Mumbai was always Bollywood’s muse. Being the film capital, it was but natural that most films were centered in Mumbai. For years, film makers shotwed the sweeping skyline of Marine Drive, their lenses made love to the waves crashing against its shores and many first shots were about the lead character landing up at the iconic Chhatrapati Shivaji Terminus. They explored its myriad moods and sang odes to its complexity.
The 80’s hero was a classic Mumbai tapori (street ruffian) with his street smart ways and Bambaiya Hindi. The 90’s was all about the city’s infamous underworld. This trend continued into the next millennium with the Company and Sarkar series in 2000. Oscar nominated films like Slumdog Millionaire and Salaam Bombay were all about the Mumbai’s underbelly. To add a dash of colour, filmmakers threw in a fisherwoman dance sequence or a song shot in the famous Dhobi Ghaat of Mumbai (remember Aa Dhoop Malun Main from Fiza?). Most college romances were filmed at either Xavier’s, Sofia’s or Wilson college campuses.
In times gone by, the location was just incidental. In contrast, today’s movies use the location to tell a story. So if your story is about terror or the underworld, now filmmakers distinctly show the shades of the city and how the character of the city lends itself to the particular story. So a Black Friday has a brilliant chase sequence showing the slums of Mumbai, and Aamir has to show the character of the Muslim neighbourhoods to show the lead character’s conflict around the faith he grew up with. Both movies show the city in a raw form, just as it is. The latest Kiran Rao movie though takes it to a new level, with shots of the city as seen through a handycam - the perfect way to show the city with all its rough edges.
While Mumbai and Delhi have always competed in all other fields, Mumbai’s supremacy as a film location had remained unchallenged till now. Yes, there were the detours to Switzerland and Kashmir for love songs, but the basic location was predominantly Mumbai. But in the last few years, with the advent of filmmakers like Rakeysh Om Prakash and Dibakar Bannerjee, Delhi has suddenly become a huge draw for film shoots. In fact, Delhi has become the new location for love. With its wide roads and iconic monuments, it provides the perfect backdrop for romantic songs.
Perhaps the film that first presented a modern, stylised Delhi was Rang De Basanti. The film being a political one, inevitably had to be based in India’s political capital. Delhi 6 on the other hand, shows a romanticised version of Delhi. A city caught in the glory of its past and inching towards a globalised future, a reality of all Indian metros today. Dibakar Bannerjee’s movies however present the underbelly of Delhi effectively. Khosla Ka Ghosla is a brash depiction of the land mafia nexus. In Oye Lucky, Lucky Oye, Bannerjee explores the attitudes of South Delhi’s middle class, a perfect example of which is Archana Puran Singh’s character. While Love, Sex aur Dhokha talks about the everyday crime and sex rackets in the capital.

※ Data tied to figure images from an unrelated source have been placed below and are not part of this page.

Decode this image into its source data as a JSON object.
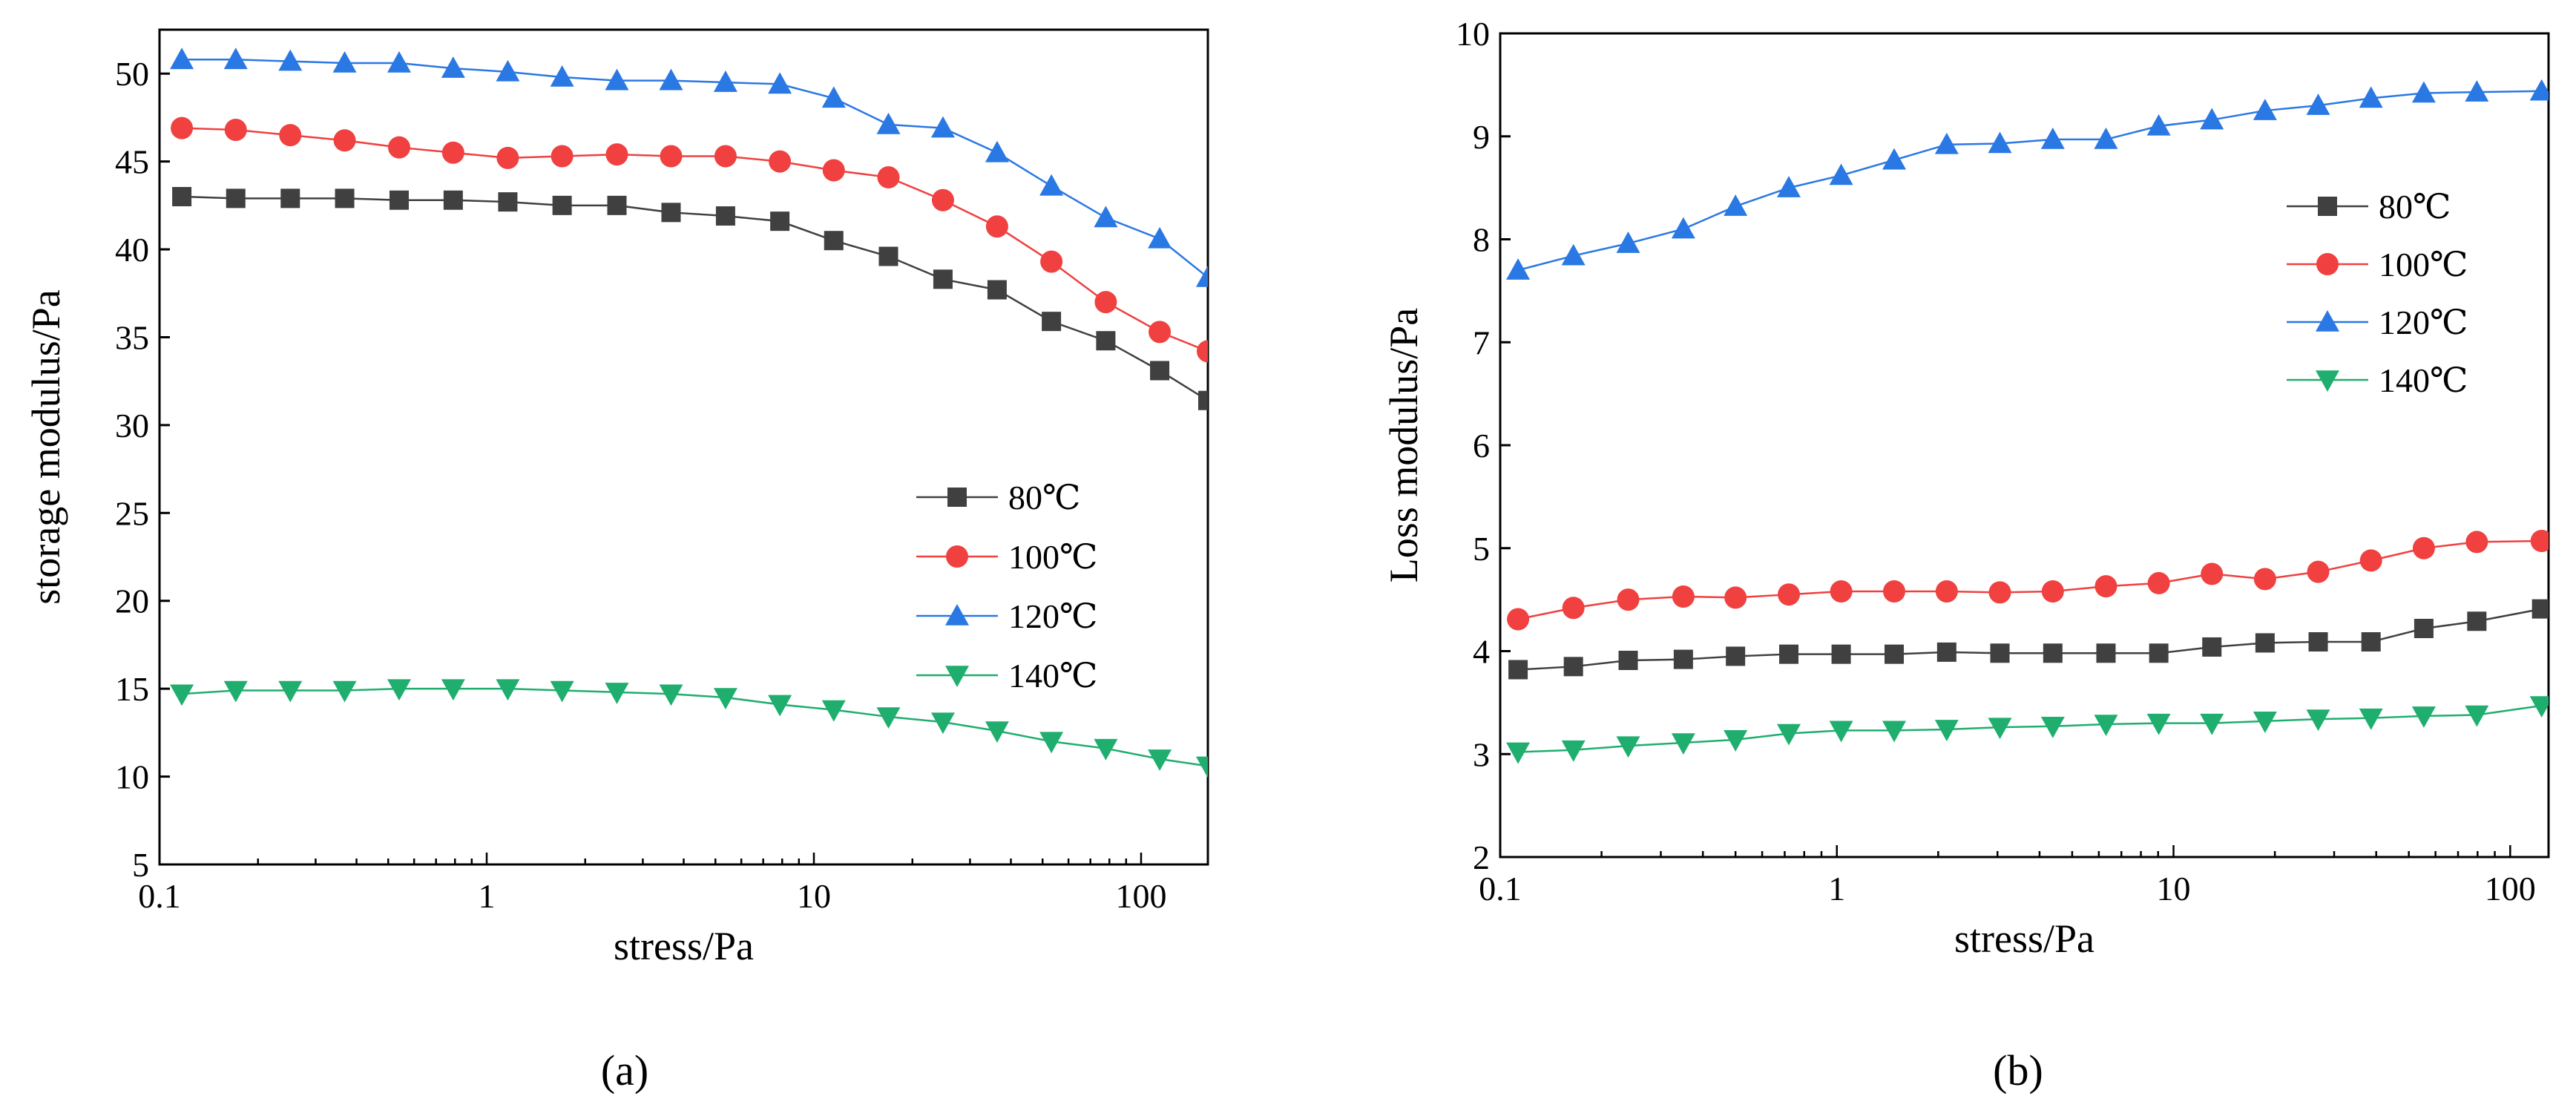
{
  "chart_data": [
    {
      "type": "line",
      "panel_label": "(a)",
      "xlabel": "stress/Pa",
      "ylabel": "storage modulus/Pa",
      "xscale": "log",
      "xlim": [
        0.1,
        160
      ],
      "ylim": [
        5,
        52.5
      ],
      "xticks": [
        0.1,
        1,
        10,
        100
      ],
      "xtick_labels": [
        "0.1",
        "1",
        "10",
        "100"
      ],
      "yticks": [
        5,
        10,
        15,
        20,
        25,
        30,
        35,
        40,
        45,
        50
      ],
      "ytick_labels": [
        "5",
        "10",
        "15",
        "20",
        "25",
        "30",
        "35",
        "40",
        "45",
        "50"
      ],
      "grid": false,
      "legend_position": "center-right",
      "x": [
        0.117,
        0.171,
        0.251,
        0.368,
        0.54,
        0.79,
        1.16,
        1.7,
        2.5,
        3.66,
        5.37,
        7.87,
        11.5,
        16.9,
        24.8,
        36.3,
        53.2,
        78,
        114,
        160
      ],
      "series": [
        {
          "name": "80℃",
          "color": "#404040",
          "marker": "square",
          "values": [
            43.0,
            42.9,
            42.9,
            42.9,
            42.8,
            42.8,
            42.7,
            42.5,
            42.5,
            42.1,
            41.9,
            41.6,
            40.5,
            39.6,
            38.3,
            37.7,
            35.9,
            34.8,
            33.1,
            31.4
          ]
        },
        {
          "name": "100℃",
          "color": "#f04040",
          "marker": "circle",
          "values": [
            46.9,
            46.8,
            46.5,
            46.2,
            45.8,
            45.5,
            45.2,
            45.3,
            45.4,
            45.3,
            45.3,
            45.0,
            44.5,
            44.1,
            42.8,
            41.3,
            39.3,
            37.0,
            35.3,
            34.2
          ]
        },
        {
          "name": "120℃",
          "color": "#2a78e4",
          "marker": "triangle-up",
          "values": [
            50.8,
            50.8,
            50.7,
            50.6,
            50.6,
            50.3,
            50.1,
            49.8,
            49.6,
            49.6,
            49.5,
            49.4,
            48.6,
            47.1,
            46.9,
            45.5,
            43.6,
            41.8,
            40.6,
            38.4
          ]
        },
        {
          "name": "140℃",
          "color": "#1fae6e",
          "marker": "triangle-down",
          "values": [
            14.7,
            14.9,
            14.9,
            14.9,
            15.0,
            15.0,
            15.0,
            14.9,
            14.8,
            14.7,
            14.5,
            14.1,
            13.8,
            13.4,
            13.1,
            12.6,
            12.0,
            11.6,
            11.0,
            10.6
          ]
        }
      ]
    },
    {
      "type": "line",
      "panel_label": "(b)",
      "xlabel": "stress/Pa",
      "ylabel": "Loss modulus/Pa",
      "xscale": "log",
      "xlim": [
        0.1,
        130
      ],
      "ylim": [
        2,
        10
      ],
      "xticks": [
        0.1,
        1,
        10,
        100
      ],
      "xtick_labels": [
        "0.1",
        "1",
        "10",
        "100"
      ],
      "yticks": [
        2,
        3,
        4,
        5,
        6,
        7,
        8,
        9,
        10
      ],
      "ytick_labels": [
        "2",
        "3",
        "4",
        "5",
        "6",
        "7",
        "8",
        "9",
        "10"
      ],
      "grid": false,
      "legend_position": "top-right",
      "x": [
        0.113,
        0.165,
        0.24,
        0.35,
        0.5,
        0.72,
        1.03,
        1.48,
        2.12,
        3.05,
        4.38,
        6.3,
        9.04,
        13.0,
        18.7,
        26.9,
        38.6,
        55.4,
        79.6,
        124
      ],
      "series": [
        {
          "name": "80℃",
          "color": "#404040",
          "marker": "square",
          "values": [
            3.82,
            3.85,
            3.91,
            3.92,
            3.95,
            3.97,
            3.97,
            3.97,
            3.99,
            3.98,
            3.98,
            3.98,
            3.98,
            4.04,
            4.08,
            4.09,
            4.09,
            4.22,
            4.29,
            4.41
          ]
        },
        {
          "name": "100℃",
          "color": "#f04040",
          "marker": "circle",
          "values": [
            4.31,
            4.42,
            4.5,
            4.53,
            4.52,
            4.55,
            4.58,
            4.58,
            4.58,
            4.57,
            4.58,
            4.63,
            4.66,
            4.75,
            4.7,
            4.77,
            4.88,
            5.0,
            5.06,
            5.07
          ]
        },
        {
          "name": "120℃",
          "color": "#2a78e4",
          "marker": "triangle-up",
          "values": [
            7.7,
            7.84,
            7.96,
            8.1,
            8.32,
            8.5,
            8.62,
            8.77,
            8.92,
            8.93,
            8.97,
            8.97,
            9.1,
            9.16,
            9.25,
            9.3,
            9.37,
            9.42,
            9.43,
            9.44
          ]
        },
        {
          "name": "140℃",
          "color": "#1fae6e",
          "marker": "triangle-down",
          "values": [
            3.02,
            3.04,
            3.08,
            3.11,
            3.14,
            3.2,
            3.23,
            3.23,
            3.24,
            3.26,
            3.27,
            3.29,
            3.3,
            3.3,
            3.32,
            3.34,
            3.35,
            3.37,
            3.38,
            3.47
          ]
        }
      ]
    }
  ]
}
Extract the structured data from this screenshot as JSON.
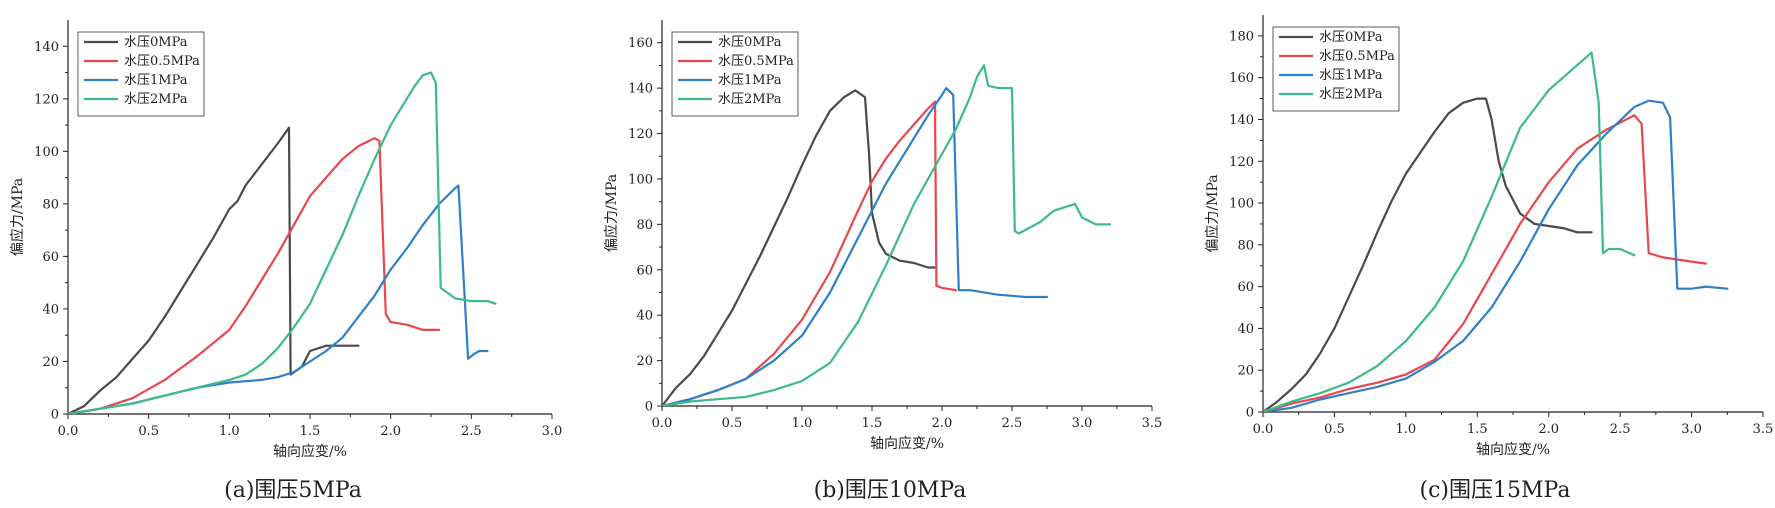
{
  "series_colors": [
    "#4a4a4a",
    "#e8474f",
    "#2f80c6",
    "#3dbb85"
  ],
  "chart_data": [
    {
      "type": "line",
      "caption": "(a)围压5MPa",
      "xlabel": "轴向应变/%",
      "ylabel": "偏应力/MPa",
      "xlim": [
        0,
        3.0
      ],
      "ylim": [
        0,
        150
      ],
      "xticks": [
        0,
        0.5,
        1.0,
        1.5,
        2.0,
        2.5,
        3.0
      ],
      "xtick_labels": [
        "0.0",
        "0.5",
        "1.0",
        "1.5",
        "2.0",
        "2.5",
        "3.0"
      ],
      "yticks": [
        0,
        20,
        40,
        60,
        80,
        100,
        120,
        140
      ],
      "ytick_labels": [
        "0",
        "20",
        "40",
        "60",
        "80",
        "100",
        "120",
        "140"
      ],
      "legend": "top-left",
      "series": [
        {
          "name": "水压0MPa",
          "x": [
            0.0,
            0.1,
            0.2,
            0.3,
            0.4,
            0.5,
            0.6,
            0.7,
            0.8,
            0.9,
            1.0,
            1.05,
            1.1,
            1.2,
            1.3,
            1.37,
            1.38,
            1.45,
            1.5,
            1.6,
            1.7,
            1.8
          ],
          "y": [
            0,
            3,
            9,
            14,
            21,
            28,
            37,
            47,
            57,
            67,
            78,
            81,
            87,
            95,
            103,
            109,
            15,
            18,
            24,
            26,
            26,
            26
          ]
        },
        {
          "name": "水压0.5MPa",
          "x": [
            0.0,
            0.2,
            0.4,
            0.6,
            0.8,
            1.0,
            1.1,
            1.2,
            1.3,
            1.4,
            1.5,
            1.6,
            1.7,
            1.8,
            1.9,
            1.93,
            1.97,
            2.0,
            2.1,
            2.2,
            2.3
          ],
          "y": [
            0,
            2,
            6,
            13,
            22,
            32,
            41,
            51,
            61,
            72,
            83,
            90,
            97,
            102,
            105,
            104,
            38,
            35,
            34,
            32,
            32
          ]
        },
        {
          "name": "水压1MPa",
          "x": [
            0.0,
            0.2,
            0.4,
            0.6,
            0.8,
            1.0,
            1.2,
            1.3,
            1.4,
            1.5,
            1.6,
            1.7,
            1.8,
            1.9,
            2.0,
            2.1,
            2.2,
            2.3,
            2.4,
            2.42,
            2.48,
            2.52,
            2.55,
            2.6
          ],
          "y": [
            0,
            2,
            4,
            7,
            10,
            12,
            13,
            14,
            16,
            20,
            24,
            29,
            37,
            45,
            55,
            63,
            72,
            80,
            86,
            87,
            21,
            23,
            24,
            24
          ]
        },
        {
          "name": "水压2MPa",
          "x": [
            0.0,
            0.2,
            0.4,
            0.6,
            0.8,
            1.0,
            1.1,
            1.2,
            1.3,
            1.4,
            1.5,
            1.6,
            1.7,
            1.8,
            1.9,
            2.0,
            2.1,
            2.15,
            2.2,
            2.25,
            2.28,
            2.31,
            2.4,
            2.5,
            2.6,
            2.65
          ],
          "y": [
            0,
            2,
            4,
            7,
            10,
            13,
            15,
            19,
            25,
            33,
            42,
            55,
            68,
            83,
            97,
            110,
            120,
            125,
            129,
            130,
            126,
            48,
            44,
            43,
            43,
            42
          ]
        }
      ]
    },
    {
      "type": "line",
      "caption": "(b)围压10MPa",
      "xlabel": "轴向应变/%",
      "ylabel": "偏应力/MPa",
      "xlim": [
        0,
        3.5
      ],
      "ylim": [
        0,
        170
      ],
      "xticks": [
        0,
        0.5,
        1.0,
        1.5,
        2.0,
        2.5,
        3.0,
        3.5
      ],
      "xtick_labels": [
        "0.0",
        "0.5",
        "1.0",
        "1.5",
        "2.0",
        "2.5",
        "3.0",
        "3.5"
      ],
      "yticks": [
        0,
        20,
        40,
        60,
        80,
        100,
        120,
        140,
        160
      ],
      "ytick_labels": [
        "0",
        "20",
        "40",
        "60",
        "80",
        "100",
        "120",
        "140",
        "160"
      ],
      "legend": "top-left",
      "series": [
        {
          "name": "水压0MPa",
          "x": [
            0.0,
            0.1,
            0.2,
            0.3,
            0.4,
            0.5,
            0.6,
            0.7,
            0.8,
            0.9,
            1.0,
            1.1,
            1.2,
            1.3,
            1.38,
            1.45,
            1.48,
            1.5,
            1.55,
            1.6,
            1.7,
            1.8,
            1.9,
            1.95
          ],
          "y": [
            0,
            8,
            14,
            22,
            32,
            42,
            54,
            66,
            79,
            92,
            106,
            119,
            130,
            136,
            139,
            136,
            110,
            85,
            72,
            67,
            64,
            63,
            61,
            61
          ]
        },
        {
          "name": "水压0.5MPa",
          "x": [
            0.0,
            0.2,
            0.4,
            0.6,
            0.8,
            1.0,
            1.2,
            1.4,
            1.5,
            1.6,
            1.7,
            1.8,
            1.9,
            1.95,
            1.96,
            2.0,
            2.1
          ],
          "y": [
            0,
            3,
            7,
            12,
            23,
            38,
            59,
            86,
            99,
            109,
            117,
            124,
            131,
            134,
            53,
            52,
            51
          ]
        },
        {
          "name": "水压1MPa",
          "x": [
            0.0,
            0.2,
            0.4,
            0.6,
            0.8,
            1.0,
            1.2,
            1.4,
            1.6,
            1.8,
            1.9,
            2.0,
            2.03,
            2.08,
            2.12,
            2.2,
            2.4,
            2.6,
            2.75
          ],
          "y": [
            0,
            3,
            7,
            12,
            20,
            31,
            50,
            74,
            98,
            118,
            128,
            137,
            140,
            137,
            51,
            51,
            49,
            48,
            48
          ]
        },
        {
          "name": "水压2MPa",
          "x": [
            0.0,
            0.2,
            0.4,
            0.6,
            0.8,
            1.0,
            1.2,
            1.4,
            1.6,
            1.8,
            2.0,
            2.1,
            2.2,
            2.25,
            2.3,
            2.33,
            2.4,
            2.5,
            2.52,
            2.55,
            2.7,
            2.8,
            2.9,
            2.95,
            3.0,
            3.1,
            3.2
          ],
          "y": [
            0,
            2,
            3,
            4,
            7,
            11,
            19,
            37,
            62,
            89,
            111,
            122,
            136,
            145,
            150,
            141,
            140,
            140,
            77,
            76,
            81,
            86,
            88,
            89,
            83,
            80,
            80
          ]
        }
      ]
    },
    {
      "type": "line",
      "caption": "(c)围压15MPa",
      "xlabel": "轴向应变/%",
      "ylabel": "偏应力/MPa",
      "xlim": [
        0,
        3.5
      ],
      "ylim": [
        0,
        190
      ],
      "xticks": [
        0,
        0.5,
        1.0,
        1.5,
        2.0,
        2.5,
        3.0,
        3.5
      ],
      "xtick_labels": [
        "0.0",
        "0.5",
        "1.0",
        "1.5",
        "2.0",
        "2.5",
        "3.0",
        "3.5"
      ],
      "yticks": [
        0,
        20,
        40,
        60,
        80,
        100,
        120,
        140,
        160,
        180
      ],
      "ytick_labels": [
        "0",
        "20",
        "40",
        "60",
        "80",
        "100",
        "120",
        "140",
        "160",
        "180"
      ],
      "legend": "top-left",
      "series": [
        {
          "name": "水压0MPa",
          "x": [
            0.0,
            0.1,
            0.2,
            0.3,
            0.4,
            0.5,
            0.6,
            0.7,
            0.8,
            0.9,
            1.0,
            1.1,
            1.2,
            1.3,
            1.4,
            1.5,
            1.56,
            1.6,
            1.65,
            1.7,
            1.8,
            1.9,
            2.0,
            2.1,
            2.2,
            2.3
          ],
          "y": [
            0,
            5,
            11,
            18,
            28,
            40,
            55,
            70,
            86,
            101,
            114,
            124,
            134,
            143,
            148,
            150,
            150,
            140,
            120,
            108,
            95,
            90,
            89,
            88,
            86,
            86
          ]
        },
        {
          "name": "水压0.5MPa",
          "x": [
            0.0,
            0.2,
            0.4,
            0.6,
            0.8,
            1.0,
            1.2,
            1.4,
            1.6,
            1.8,
            2.0,
            2.2,
            2.4,
            2.6,
            2.65,
            2.7,
            2.8,
            2.9,
            3.0,
            3.1
          ],
          "y": [
            0,
            4,
            7,
            11,
            14,
            18,
            25,
            42,
            66,
            90,
            110,
            126,
            135,
            142,
            138,
            76,
            74,
            73,
            72,
            71
          ]
        },
        {
          "name": "水压1MPa",
          "x": [
            0.0,
            0.2,
            0.4,
            0.6,
            0.8,
            1.0,
            1.2,
            1.4,
            1.6,
            1.8,
            2.0,
            2.2,
            2.4,
            2.6,
            2.7,
            2.8,
            2.85,
            2.9,
            3.0,
            3.1,
            3.25
          ],
          "y": [
            0,
            2,
            6,
            9,
            12,
            16,
            24,
            34,
            50,
            72,
            97,
            118,
            133,
            146,
            149,
            148,
            141,
            59,
            59,
            60,
            59
          ]
        },
        {
          "name": "水压2MPa",
          "x": [
            0.0,
            0.2,
            0.4,
            0.6,
            0.8,
            1.0,
            1.2,
            1.4,
            1.6,
            1.8,
            2.0,
            2.2,
            2.3,
            2.35,
            2.38,
            2.42,
            2.5,
            2.6
          ],
          "y": [
            0,
            5,
            9,
            14,
            22,
            34,
            50,
            72,
            103,
            136,
            154,
            166,
            172,
            148,
            76,
            78,
            78,
            75
          ]
        }
      ]
    }
  ]
}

Another film maker who swears by Delhi for his romantic outings is Imtiaz Ali. His Love Aaj Kal explores the city in a lovers’ day out song. Most of his films have centered around North India. But its not just the beautiful monuments and old neighbourhoods that capture the attention of the filmmakers. Delhi with its distinct Jaat lingo presents a unique auditory experience. The recent Band Baaja Baarat is a perfect example of the joy of Dilli lingo. In fact most of the recent hit songs are the typical brash Punjabi numbers. Thought unlike in the 80’s, these are not folksy Bhangra numbers, but songs with the kind of sound you would hear emanating from a car speeding by on a Delhi highway.
Filmmakers maintain that they do not have any favouritism when it comes to which city to shoot in. They of course say it was influenced by the demands of the script. However, in the last few years, there seems to be a clear divide with many experimental filmmakers choosing Delhi as their base, whereas Mumbai still gets the lion’s share of commercial masala flicks. The winner here of course is cinematography, as filmmakers now prefer to let their cameras linger on the character of the city, using the city as a means to take their story forward. With many future projects planned in Delhi, one wonders which city would be the future film capital of the country.
Which is your favourite city and which movie do you think depicts it the best?